Nancy's Notes - March 10, 2011
We recently acquired a copy of “Unbroken”, by Laura Hillenbrand. She is the author of the former bestseller “Seabiscuit”. This time Hillenbrand has brought us the real-life story of Louis Zamperini. When he was a boy, Zamperini was a delinquent, as a teenager he channeled his defiance into running, which carried him to the Berlin Olympics. When World War II. broke out he became an airman. The book begins in 1943 when Zamperini’s Army Air Forces bomber crashes into the Pacific Ocean, leaving only debris and a slick of oil. Suddenly a face appeares and Zamperini pops to the surface struggling to grab a life raft and pull himself aboard. Ahead he would face thousands of miles of open ocean, sharks, a flimsy raft, thirst and starvation and enemy aircraft. Driven to the limits of endurance he would answer desperation with hope and humor.
Biographer Lyndall Gordon has used the letters, diaries, and legal documents of Emily Dickensen to write, “Lives Like Loaded Guns”. She begins in 1882 when Emily Dickensen’s brother has a passionate love affair with an Amherst faculty wife. This sets in motion a series of events that would forever change the lives of the Dickinson family. The feud that erupted as a result has continued for more than a century. The story reveals Emily as a different woman from the pale, lovelorn recluse who exists in popular imagination. Gordon digs into the life of Dickinson and proposes a new solution to the secret of the poet’s seclusion.
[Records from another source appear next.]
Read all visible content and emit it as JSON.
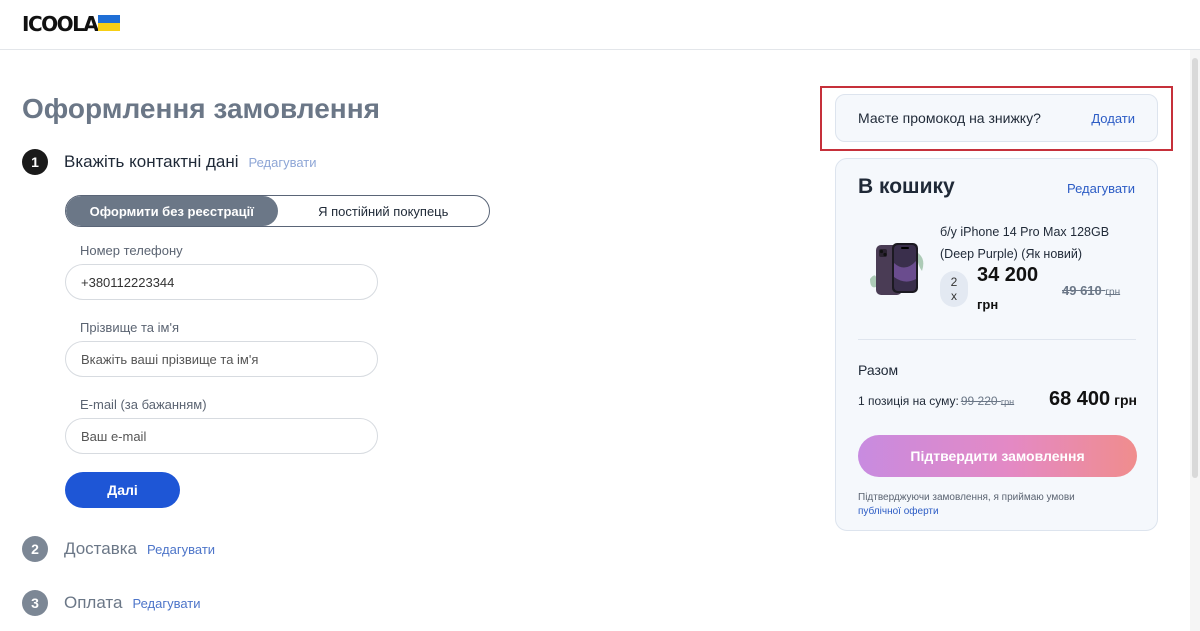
{
  "header": {
    "logo_text": "ICOOLA",
    "flag_colors": [
      "#1f6fd6",
      "#f7cf15"
    ]
  },
  "page": {
    "title": "Оформлення замовлення"
  },
  "steps": [
    {
      "number": "1",
      "title": "Вкажіть контактні дані",
      "edit": "Редагувати"
    },
    {
      "number": "2",
      "title": "Доставка",
      "edit": "Редагувати"
    },
    {
      "number": "3",
      "title": "Оплата",
      "edit": "Редагувати"
    }
  ],
  "toggle": {
    "guest": "Оформити без реєстрації",
    "returning": "Я постійний покупець"
  },
  "form": {
    "phone_label": "Номер телефону",
    "phone_value": "+380112223344",
    "name_label": "Прізвище та ім'я",
    "name_placeholder": "Вкажіть ваші прізвище та ім'я",
    "email_label": "E-mail (за бажанням)",
    "email_placeholder": "Ваш e-mail",
    "next_button": "Далі"
  },
  "promo": {
    "text": "Маєте промокод на знижку?",
    "add": "Додати",
    "highlight_color": "#c6303a"
  },
  "cart": {
    "title": "В кошику",
    "edit": "Редагувати",
    "item": {
      "name": "б/у iPhone 14 Pro Max 128GB (Deep Purple) (Як новий)",
      "qty_num": "2",
      "qty_x": "x",
      "price": "34 200",
      "currency": "грн",
      "old_price": "49 610",
      "old_currency": "грн"
    },
    "total_label": "Разом",
    "total_desc": "1 позиція на суму:",
    "total_old": "99 220",
    "total_old_currency": "грн",
    "total_new": "68 400",
    "total_new_currency": "грн",
    "confirm_button": "Підтвердити замовлення",
    "terms_text": "Підтверджуючи замовлення, я приймаю умови",
    "terms_link": "публічної оферти",
    "confirm_gradient": [
      "#c88be0",
      "#e489c4",
      "#f08d8d"
    ]
  }
}
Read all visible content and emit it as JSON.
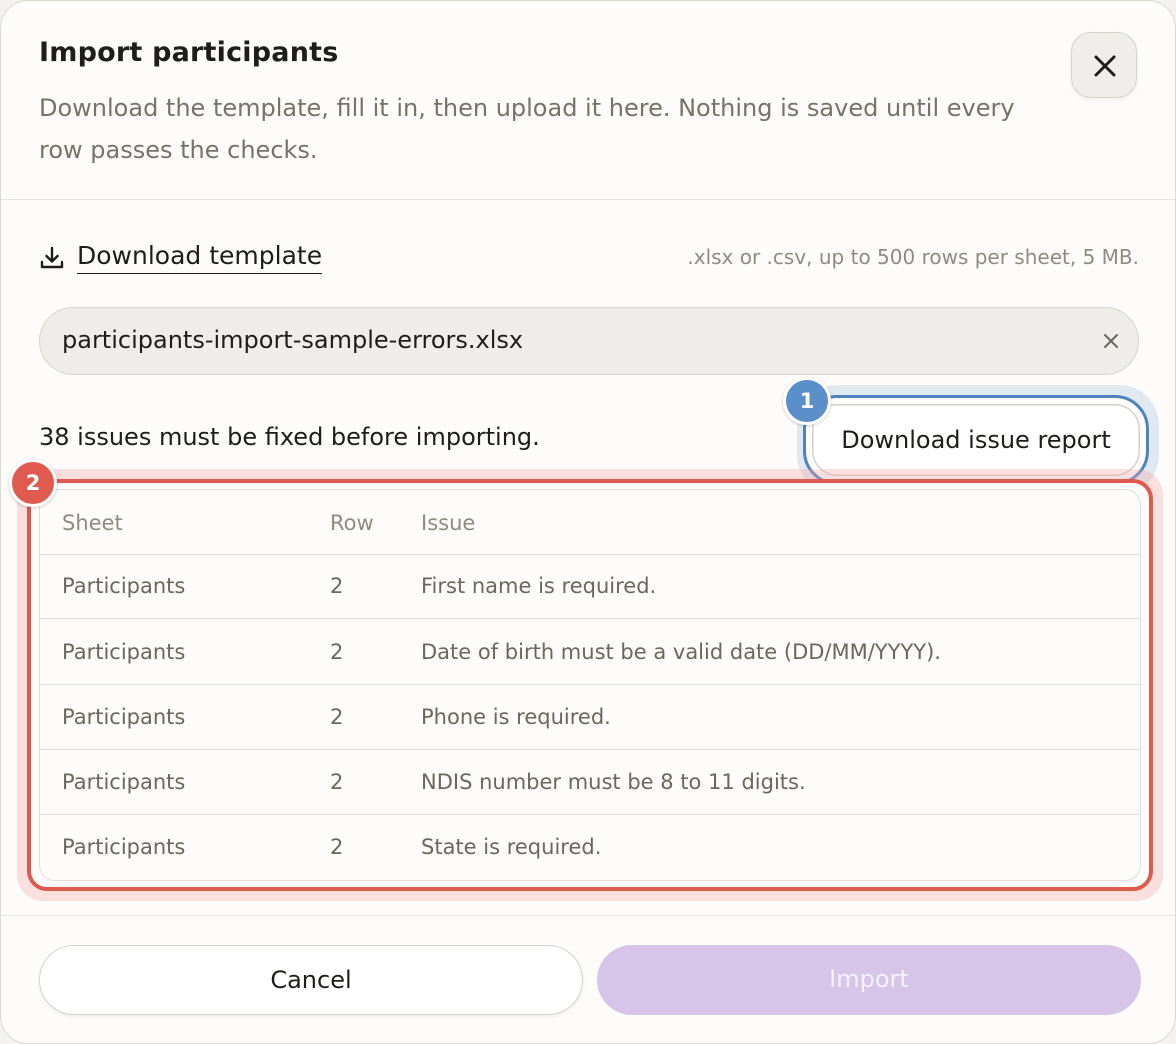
{
  "dialog": {
    "title": "Import participants",
    "subtitle": "Download the template, fill it in, then upload it here. Nothing is saved until every row passes the checks.",
    "close_icon": "close-icon"
  },
  "template": {
    "icon": "download-icon",
    "link_label": "Download template",
    "hint": ".xlsx or .csv, up to 500 rows per sheet, 5 MB."
  },
  "file": {
    "name": "participants-import-sample-errors.xlsx",
    "clear_icon": "clear-icon"
  },
  "issues": {
    "summary": "38 issues must be fixed before importing.",
    "report_button": "Download issue report"
  },
  "annotations": {
    "badge_1": "1",
    "badge_2": "2",
    "colors": {
      "badge_1": "#5b8fc9",
      "badge_2": "#e05a4f"
    }
  },
  "table": {
    "headers": {
      "sheet": "Sheet",
      "row": "Row",
      "issue": "Issue"
    },
    "rows": [
      {
        "sheet": "Participants",
        "row": "2",
        "issue": "First name is required."
      },
      {
        "sheet": "Participants",
        "row": "2",
        "issue": "Date of birth must be a valid date (DD/MM/YYYY)."
      },
      {
        "sheet": "Participants",
        "row": "2",
        "issue": "Phone is required."
      },
      {
        "sheet": "Participants",
        "row": "2",
        "issue": "NDIS number must be 8 to 11 digits."
      },
      {
        "sheet": "Participants",
        "row": "2",
        "issue": "State is required."
      }
    ]
  },
  "footer": {
    "cancel_label": "Cancel",
    "import_label": "Import",
    "import_disabled": true,
    "colors": {
      "import_bg": "#d6c5e8"
    }
  }
}
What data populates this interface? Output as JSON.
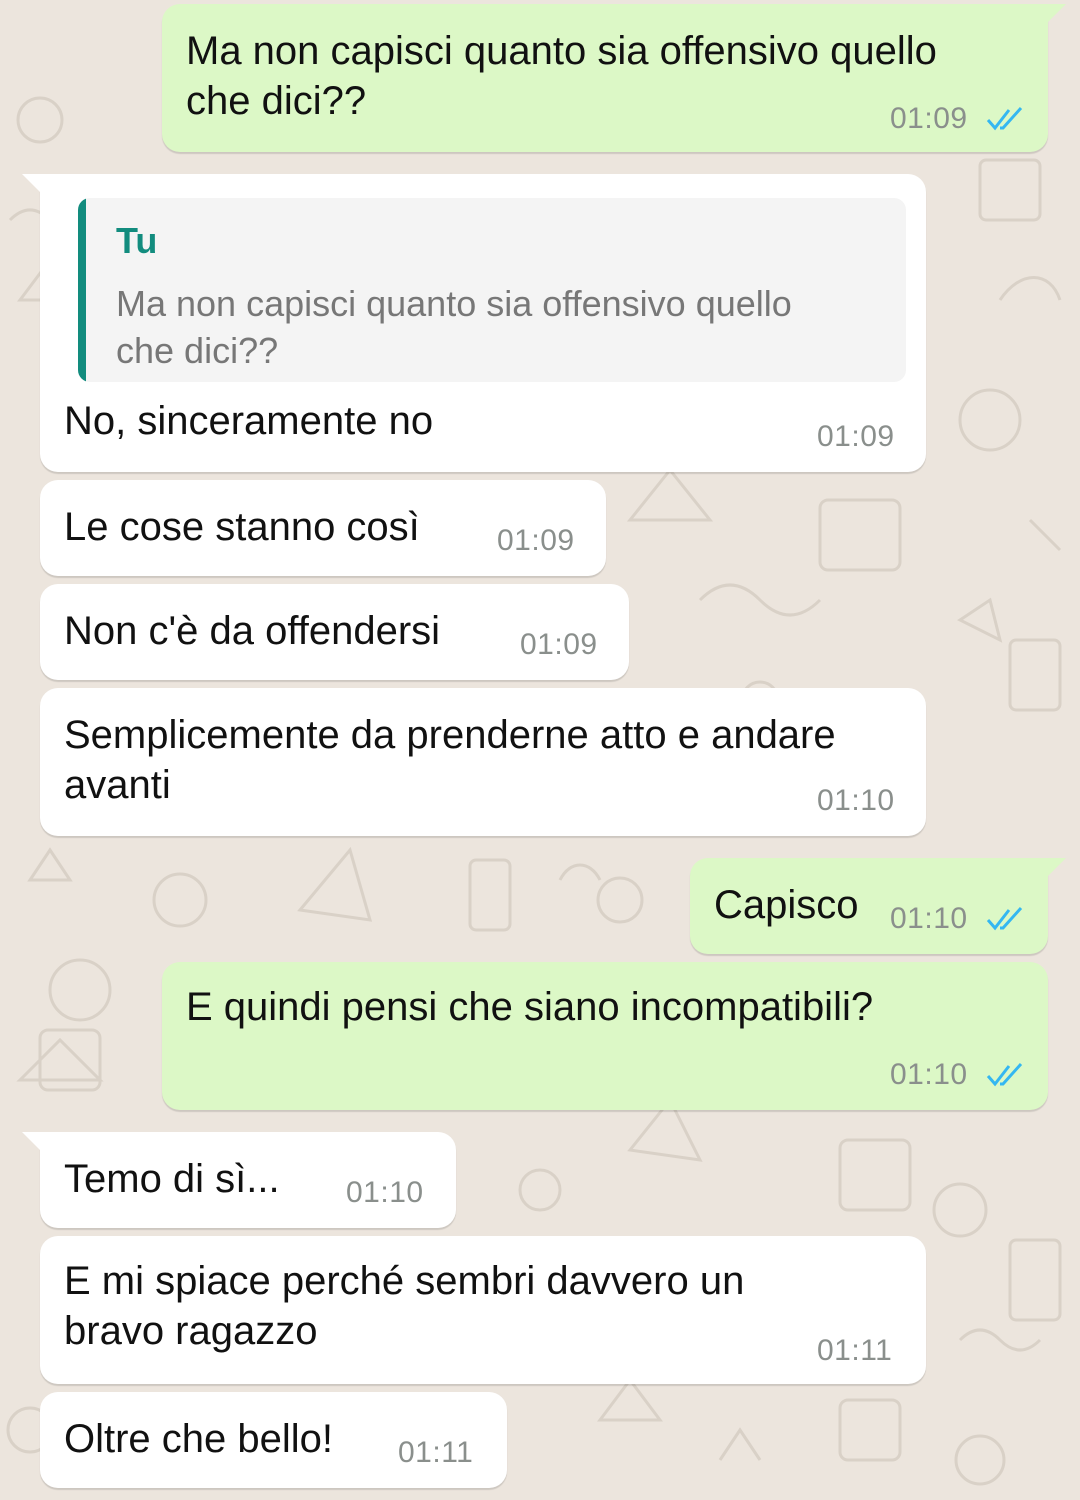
{
  "colors": {
    "outgoing_bubble": "#dcf8c6",
    "incoming_bubble": "#ffffff",
    "background": "#ece5dd",
    "read_ticks": "#34b7f1",
    "quote_accent": "#128c7e"
  },
  "messages": [
    {
      "direction": "out",
      "text": "Ma non capisci quanto sia offensivo quello\nche dici??",
      "time": "01:09",
      "status": "read",
      "status_icon": "double-check-icon"
    },
    {
      "direction": "in",
      "quote": {
        "author": "Tu",
        "text": "Ma non capisci quanto sia offensivo quello che dici??"
      },
      "text": "No, sinceramente no",
      "time": "01:09"
    },
    {
      "direction": "in",
      "text": "Le cose stanno così",
      "time": "01:09"
    },
    {
      "direction": "in",
      "text": "Non c'è da offendersi",
      "time": "01:09"
    },
    {
      "direction": "in",
      "text": "Semplicemente da prenderne atto e andare\navanti",
      "time": "01:10"
    },
    {
      "direction": "out",
      "text": "Capisco",
      "time": "01:10",
      "status": "read",
      "status_icon": "double-check-icon"
    },
    {
      "direction": "out",
      "text": "E quindi pensi che siano incompatibili?",
      "time": "01:10",
      "status": "read",
      "status_icon": "double-check-icon"
    },
    {
      "direction": "in",
      "text": "Temo di sì...",
      "time": "01:10"
    },
    {
      "direction": "in",
      "text": "E mi spiace perché sembri davvero un\nbravo ragazzo",
      "time": "01:11"
    },
    {
      "direction": "in",
      "text": "Oltre che bello!",
      "time": "01:11"
    }
  ]
}
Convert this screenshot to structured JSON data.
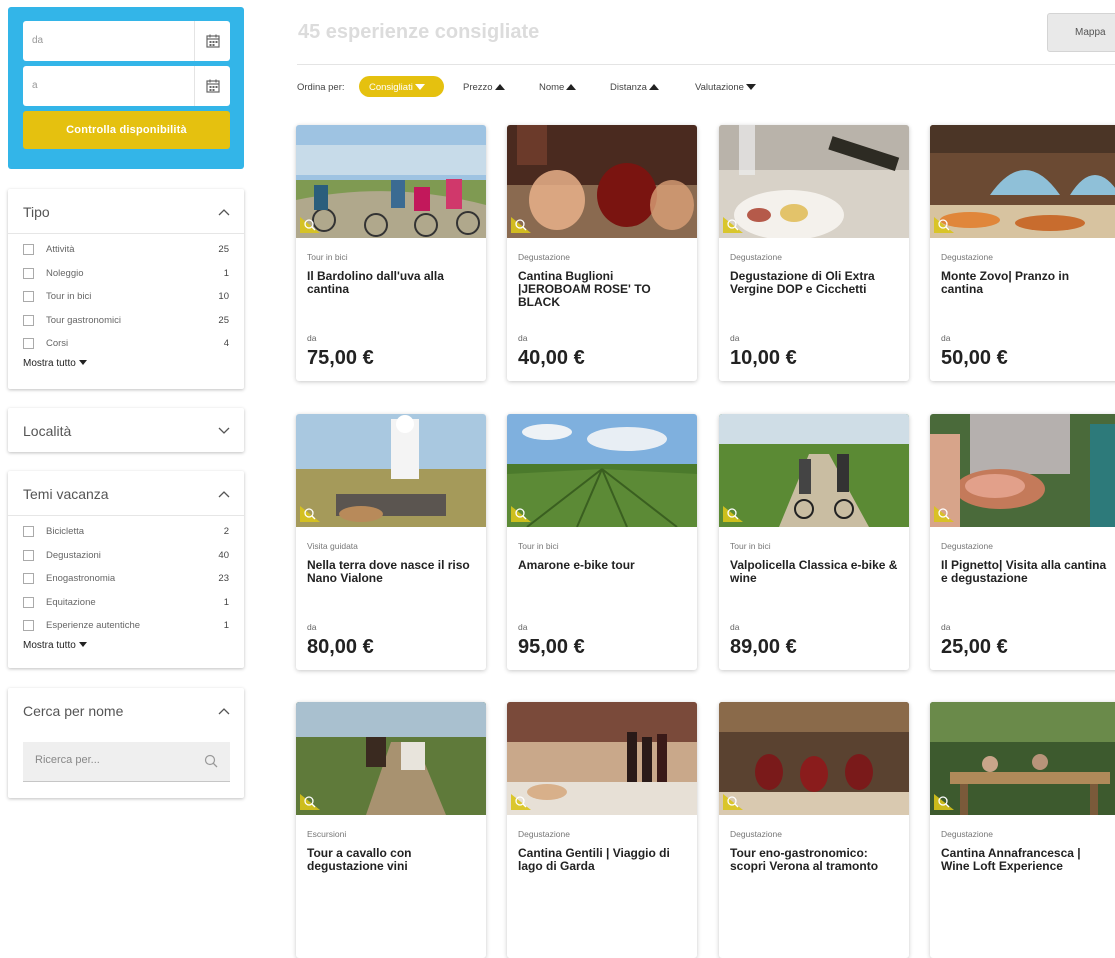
{
  "availability": {
    "from_placeholder": "da",
    "to_placeholder": "a",
    "check_button": "Controlla disponibilità",
    "calendar_icon": "calendar-icon"
  },
  "filters": {
    "tipo": {
      "title": "Tipo",
      "items": [
        {
          "label": "Attività",
          "count": "25"
        },
        {
          "label": "Noleggio",
          "count": "1"
        },
        {
          "label": "Tour in bici",
          "count": "10"
        },
        {
          "label": "Tour gastronomici",
          "count": "25"
        },
        {
          "label": "Corsi",
          "count": "4"
        }
      ],
      "show_all": "Mostra tutto"
    },
    "localita": {
      "title": "Località"
    },
    "temi": {
      "title": "Temi vacanza",
      "items": [
        {
          "label": "Bicicletta",
          "count": "2"
        },
        {
          "label": "Degustazioni",
          "count": "40"
        },
        {
          "label": "Enogastronomia",
          "count": "23"
        },
        {
          "label": "Equitazione",
          "count": "1"
        },
        {
          "label": "Esperienze autentiche",
          "count": "1"
        }
      ],
      "show_all": "Mostra tutto"
    },
    "search_name": {
      "title": "Cerca per nome",
      "placeholder": "Ricerca per..."
    }
  },
  "main": {
    "title": "45 esperienze consigliate",
    "map_button": "Mappa",
    "sort_label": "Ordina per:",
    "sort_options": [
      "Consigliati",
      "Prezzo",
      "Nome",
      "Distanza",
      "Valutazione"
    ]
  },
  "accent_color": "#e5c10f",
  "availability_color": "#33b5e8",
  "cards": [
    {
      "category": "Tour in bici",
      "name": "Il Bardolino dall'uva alla cantina",
      "from": "da",
      "price": "75,00 €"
    },
    {
      "category": "Degustazione",
      "name": "Cantina Buglioni |JEROBOAM ROSE' TO BLACK",
      "from": "da",
      "price": "40,00 €"
    },
    {
      "category": "Degustazione",
      "name": "Degustazione di Oli Extra Vergine DOP e Cicchetti",
      "from": "da",
      "price": "10,00 €"
    },
    {
      "category": "Degustazione",
      "name": "Monte Zovo| Pranzo in cantina",
      "from": "da",
      "price": "50,00 €"
    },
    {
      "category": "Visita guidata",
      "name": "Nella terra dove nasce il riso Nano Vialone",
      "from": "da",
      "price": "80,00 €"
    },
    {
      "category": "Tour in bici",
      "name": "Amarone e-bike tour",
      "from": "da",
      "price": "95,00 €"
    },
    {
      "category": "Tour in bici",
      "name": "Valpolicella Classica e-bike & wine",
      "from": "da",
      "price": "89,00 €"
    },
    {
      "category": "Degustazione",
      "name": "Il Pignetto| Visita alla cantina e degustazione",
      "from": "da",
      "price": "25,00 €"
    },
    {
      "category": "Escursioni",
      "name": "Tour a cavallo con degustazione vini",
      "from": "",
      "price": ""
    },
    {
      "category": "Degustazione",
      "name": "Cantina Gentili | Viaggio di lago di Garda",
      "from": "",
      "price": ""
    },
    {
      "category": "Degustazione",
      "name": "Tour eno-gastronomico: scopri Verona al tramonto",
      "from": "",
      "price": ""
    },
    {
      "category": "Degustazione",
      "name": "Cantina Annafrancesca | Wine Loft Experience",
      "from": "",
      "price": ""
    }
  ]
}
If you would like something lighter, “Eighteen Acres”, is the latest in fiction from Nicolle Wallace. The story revolves around three women at the highest level of politics and at the height of their careers they juggle ambition, family, and the nature of life in the White House. To the world it’s known as the White House, to the staff it’s the “Eighteen Acres”, referring to the land on which the White House sits. Melanie Kingston, White House chief of staff: Dale Smith, White House correspondent; and Charlotte Kramer, the nation’s forty-fifth president, have made it to the top only to see their accomplishments jeopardized by deception and one mistake. At the moment when the White House should have been securing the president’s reelection, her administration implodes under rumors of her husband’s secret love affair. In the wake of these personal and political upheavals which threaten the nation’s security, Cahrlotte fights to regain her footing by proving to the voters that she is able to govern with honesty and conviction.